The point here is not to subject Canadian borrowers to psychometric testing, but to look for new data sources that can tangibly improve services and help create new product offerings. This can mean utilizing previously ignored data within the organization or forging partnerships with other companies and startups to exchange insights and offer bundled services. This can prove to be vital to unlocking new customer segments like students and newcomers or to stay on top of consumer trends.

Integrate into your Customers’ Daily Events

What do you get when most of the population is unbanked and own smartphones? The answer is Fintech services that are accessible, affordable, and most importantly seamless. To serve the unbanked, financial services providers in Emerging Markets had no choice but to innovate away from the traditional bank branch model. In other words, they had to go where customers are…they are simply customer-centric. Bank innovation teams should regularly examine Emerging Market innovations, here are some examples:

  • Pay-as-you-go (PAYG) with the Internet of Things (IoT): In some parts of Africa, customers can pay for solar electricity or rent LED bulbs using a PAYG model. No cash, no collections processes, just using their mobile banking services. The combination of payments technologies, financing schemes and IoT has a lot of untapped potentials.
  • Microloans on the go: In China, on-the-spot microloan services are being baked into consumers’ shopping experiences. It’s now common for consumers to apply for a small loan while they shop and get approved (or denied) within a few seconds. These services are leveraging AI technologies as well as non-traditional data streams and are integrated into mobile shopping apps, therefore, attending to customer needs at the right time and place.
  • Digitize financial cultural practices: Academics have identified and studied over 35 mechanisms of how the poor manage their finances. Some of these mechanisms, such as Rotating Savings & Credit Associations (ROSCA), are so widespread and ingrained in Emerging Market cultures that even the well-off depend on them, bypassing banks altogether. Banks and Fintechs (like mine) are actively digitizing these experiences in Africa, India, and the Middle East. This extends people’s real-life experiences and encourages wider participation in the banking ecosystem. More relevant to Canada, these experiences encourage sound financial practices like disciplined savings habits and timely loan repayments all done digitally while capitalizing on second-nature cultural norms.

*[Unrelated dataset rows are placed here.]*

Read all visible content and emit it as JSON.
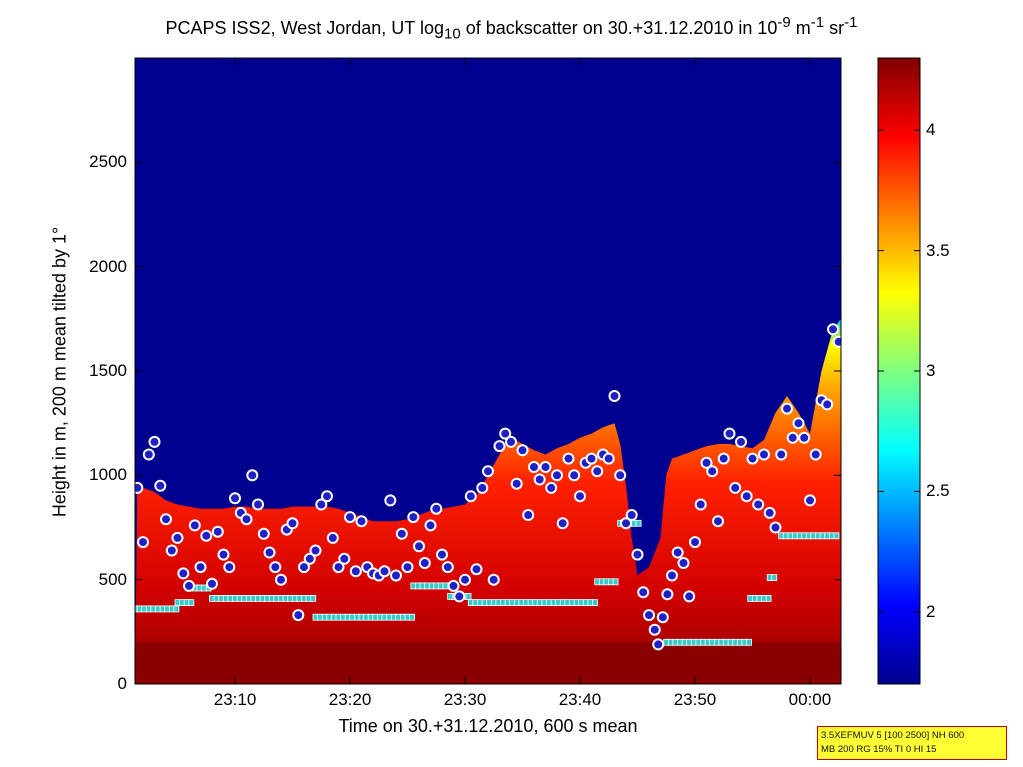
{
  "chart_data": {
    "type": "heatmap",
    "title": {
      "pre": "PCAPS ISS2, West Jordan, UT log",
      "sub": "10",
      "mid": " of backscatter on 30.+31.12.2010 in 10",
      "sup1": "-9",
      "unit1": " m",
      "sup2": "-1",
      "unit2": " sr",
      "sup3": "-1"
    },
    "xlabel": "Time on 30.+31.12.2010, 600 s mean",
    "ylabel": "Height in m, 200 m mean tilted by 1°",
    "x_ticks": [
      "23:10",
      "23:20",
      "23:30",
      "23:40",
      "23:50",
      "00:00"
    ],
    "x_tick_minutes": [
      1390,
      1400,
      1410,
      1420,
      1430,
      1440
    ],
    "xlim_minutes": [
      1381.3,
      1442.7
    ],
    "y_ticks": [
      "0",
      "500",
      "1000",
      "1500",
      "2000",
      "2500"
    ],
    "y_tick_values": [
      0,
      500,
      1000,
      1500,
      2000,
      2500
    ],
    "ylim": [
      0,
      3000
    ],
    "colorbar": {
      "ticks": [
        "2",
        "2.5",
        "3",
        "3.5",
        "4"
      ],
      "tick_values": [
        2,
        2.5,
        3,
        3.5,
        4
      ],
      "range": [
        1.7,
        4.3
      ],
      "colormap": "jet"
    },
    "top_layer_height": [
      [
        1381.5,
        950
      ],
      [
        1383,
        920
      ],
      [
        1384,
        880
      ],
      [
        1385,
        860
      ],
      [
        1386,
        850
      ],
      [
        1387,
        840
      ],
      [
        1388,
        840
      ],
      [
        1389,
        840
      ],
      [
        1390,
        850
      ],
      [
        1391,
        850
      ],
      [
        1392,
        840
      ],
      [
        1393,
        840
      ],
      [
        1394,
        840
      ],
      [
        1395,
        850
      ],
      [
        1396,
        850
      ],
      [
        1397,
        850
      ],
      [
        1398,
        850
      ],
      [
        1399,
        840
      ],
      [
        1400,
        820
      ],
      [
        1401,
        800
      ],
      [
        1402,
        780
      ],
      [
        1403,
        780
      ],
      [
        1404,
        780
      ],
      [
        1405,
        790
      ],
      [
        1406,
        810
      ],
      [
        1407,
        830
      ],
      [
        1408,
        840
      ],
      [
        1409,
        850
      ],
      [
        1410,
        860
      ],
      [
        1411,
        900
      ],
      [
        1412,
        1000
      ],
      [
        1413,
        1100
      ],
      [
        1414,
        1180
      ],
      [
        1415,
        1150
      ],
      [
        1416,
        1120
      ],
      [
        1417,
        1100
      ],
      [
        1418,
        1130
      ],
      [
        1419,
        1150
      ],
      [
        1420,
        1180
      ],
      [
        1421,
        1200
      ],
      [
        1422,
        1230
      ],
      [
        1423,
        1250
      ],
      [
        1423.5,
        1150
      ],
      [
        1424,
        950
      ],
      [
        1424.5,
        700
      ],
      [
        1425,
        520
      ],
      [
        1426,
        560
      ],
      [
        1427,
        700
      ],
      [
        1427.5,
        1000
      ],
      [
        1428,
        1080
      ],
      [
        1429,
        1100
      ],
      [
        1430,
        1120
      ],
      [
        1431,
        1140
      ],
      [
        1432,
        1150
      ],
      [
        1433,
        1150
      ],
      [
        1434,
        1140
      ],
      [
        1435,
        1130
      ],
      [
        1436,
        1170
      ],
      [
        1437,
        1300
      ],
      [
        1438,
        1380
      ],
      [
        1439,
        1300
      ],
      [
        1440,
        1200
      ],
      [
        1441,
        1500
      ],
      [
        1442,
        1700
      ],
      [
        1442.7,
        1750
      ]
    ],
    "circle_markers": [
      [
        1381.5,
        940
      ],
      [
        1382,
        680
      ],
      [
        1382.5,
        1100
      ],
      [
        1383,
        1160
      ],
      [
        1383.5,
        950
      ],
      [
        1384,
        790
      ],
      [
        1384.5,
        640
      ],
      [
        1385,
        700
      ],
      [
        1385.5,
        530
      ],
      [
        1386,
        470
      ],
      [
        1386.5,
        760
      ],
      [
        1387,
        560
      ],
      [
        1387.5,
        710
      ],
      [
        1388,
        480
      ],
      [
        1388.5,
        730
      ],
      [
        1389,
        620
      ],
      [
        1389.5,
        560
      ],
      [
        1390,
        890
      ],
      [
        1390.5,
        820
      ],
      [
        1391,
        790
      ],
      [
        1391.5,
        1000
      ],
      [
        1392,
        860
      ],
      [
        1392.5,
        720
      ],
      [
        1393,
        630
      ],
      [
        1393.5,
        560
      ],
      [
        1394,
        500
      ],
      [
        1394.5,
        740
      ],
      [
        1395,
        770
      ],
      [
        1395.5,
        330
      ],
      [
        1396,
        560
      ],
      [
        1396.5,
        600
      ],
      [
        1397,
        640
      ],
      [
        1397.5,
        860
      ],
      [
        1398,
        900
      ],
      [
        1398.5,
        700
      ],
      [
        1399,
        560
      ],
      [
        1399.5,
        600
      ],
      [
        1400,
        800
      ],
      [
        1400.5,
        540
      ],
      [
        1401,
        780
      ],
      [
        1401.5,
        560
      ],
      [
        1402,
        530
      ],
      [
        1402.5,
        520
      ],
      [
        1403,
        540
      ],
      [
        1403.5,
        880
      ],
      [
        1404,
        520
      ],
      [
        1404.5,
        720
      ],
      [
        1405,
        560
      ],
      [
        1405.5,
        800
      ],
      [
        1406,
        660
      ],
      [
        1406.5,
        580
      ],
      [
        1407,
        760
      ],
      [
        1407.5,
        840
      ],
      [
        1408,
        620
      ],
      [
        1408.5,
        560
      ],
      [
        1409,
        470
      ],
      [
        1409.5,
        420
      ],
      [
        1410,
        500
      ],
      [
        1410.5,
        900
      ],
      [
        1411,
        550
      ],
      [
        1411.5,
        940
      ],
      [
        1412,
        1020
      ],
      [
        1412.5,
        500
      ],
      [
        1413,
        1140
      ],
      [
        1413.5,
        1200
      ],
      [
        1414,
        1160
      ],
      [
        1414.5,
        960
      ],
      [
        1415,
        1120
      ],
      [
        1415.5,
        810
      ],
      [
        1416,
        1040
      ],
      [
        1416.5,
        980
      ],
      [
        1417,
        1040
      ],
      [
        1417.5,
        940
      ],
      [
        1418,
        1000
      ],
      [
        1418.5,
        770
      ],
      [
        1419,
        1080
      ],
      [
        1419.5,
        1000
      ],
      [
        1420,
        900
      ],
      [
        1420.5,
        1060
      ],
      [
        1421,
        1080
      ],
      [
        1421.5,
        1020
      ],
      [
        1422,
        1100
      ],
      [
        1422.5,
        1080
      ],
      [
        1423,
        1380
      ],
      [
        1423.5,
        1000
      ],
      [
        1424,
        770
      ],
      [
        1424.5,
        810
      ],
      [
        1425,
        620
      ],
      [
        1425.5,
        440
      ],
      [
        1426,
        330
      ],
      [
        1426.5,
        260
      ],
      [
        1426.8,
        190
      ],
      [
        1427.2,
        320
      ],
      [
        1427.6,
        430
      ],
      [
        1428,
        520
      ],
      [
        1428.5,
        630
      ],
      [
        1429,
        580
      ],
      [
        1429.5,
        420
      ],
      [
        1430,
        680
      ],
      [
        1430.5,
        860
      ],
      [
        1431,
        1060
      ],
      [
        1431.5,
        1020
      ],
      [
        1432,
        780
      ],
      [
        1432.5,
        1080
      ],
      [
        1433,
        1200
      ],
      [
        1433.5,
        940
      ],
      [
        1434,
        1160
      ],
      [
        1434.5,
        900
      ],
      [
        1435,
        1080
      ],
      [
        1435.5,
        860
      ],
      [
        1436,
        1100
      ],
      [
        1436.5,
        820
      ],
      [
        1437,
        750
      ],
      [
        1437.5,
        1100
      ],
      [
        1438,
        1320
      ],
      [
        1438.5,
        1180
      ],
      [
        1439,
        1250
      ],
      [
        1439.5,
        1180
      ],
      [
        1440,
        880
      ],
      [
        1440.5,
        1100
      ],
      [
        1441,
        1360
      ],
      [
        1441.5,
        1340
      ],
      [
        1442,
        1700
      ],
      [
        1442.5,
        1640
      ]
    ],
    "square_markers": [
      [
        1381.3,
        1385,
        360
      ],
      [
        1385,
        1386.5,
        390
      ],
      [
        1386.5,
        1388,
        460
      ],
      [
        1388,
        1397,
        410
      ],
      [
        1397,
        1405.5,
        320
      ],
      [
        1405.5,
        1408.7,
        470
      ],
      [
        1408.7,
        1410.5,
        420
      ],
      [
        1410.5,
        1421.5,
        390
      ],
      [
        1421.5,
        1423.5,
        490
      ],
      [
        1423.5,
        1425.5,
        770
      ],
      [
        1427.5,
        1434.8,
        200
      ],
      [
        1434.8,
        1436.5,
        410
      ],
      [
        1436.5,
        1437.2,
        510
      ],
      [
        1437.5,
        1442.7,
        710
      ]
    ]
  },
  "infobox": {
    "line1": "3.5XEFMUV 5 [100 2500] NH 600",
    "line2": "MB 200 RG 15% TI 0 HI 15"
  },
  "colors": {
    "background_low": "#00008f",
    "base_layer": "#800000",
    "circle_fill": "#2020c8",
    "circle_edge": "#ffffff",
    "square_fill": "#33cccc"
  }
}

The above examples are just a sample of how traditional banking services are being challenged and leapfrogged in Emerging Markets. Canadian banks must think is similar terms, by actively questioning the status quo and being there with the customer. Steve Blanks explains it best here, “get out of the building”.

I’ll cover in future posts how enterprises can encourage a culture of innovation and work closely with startups.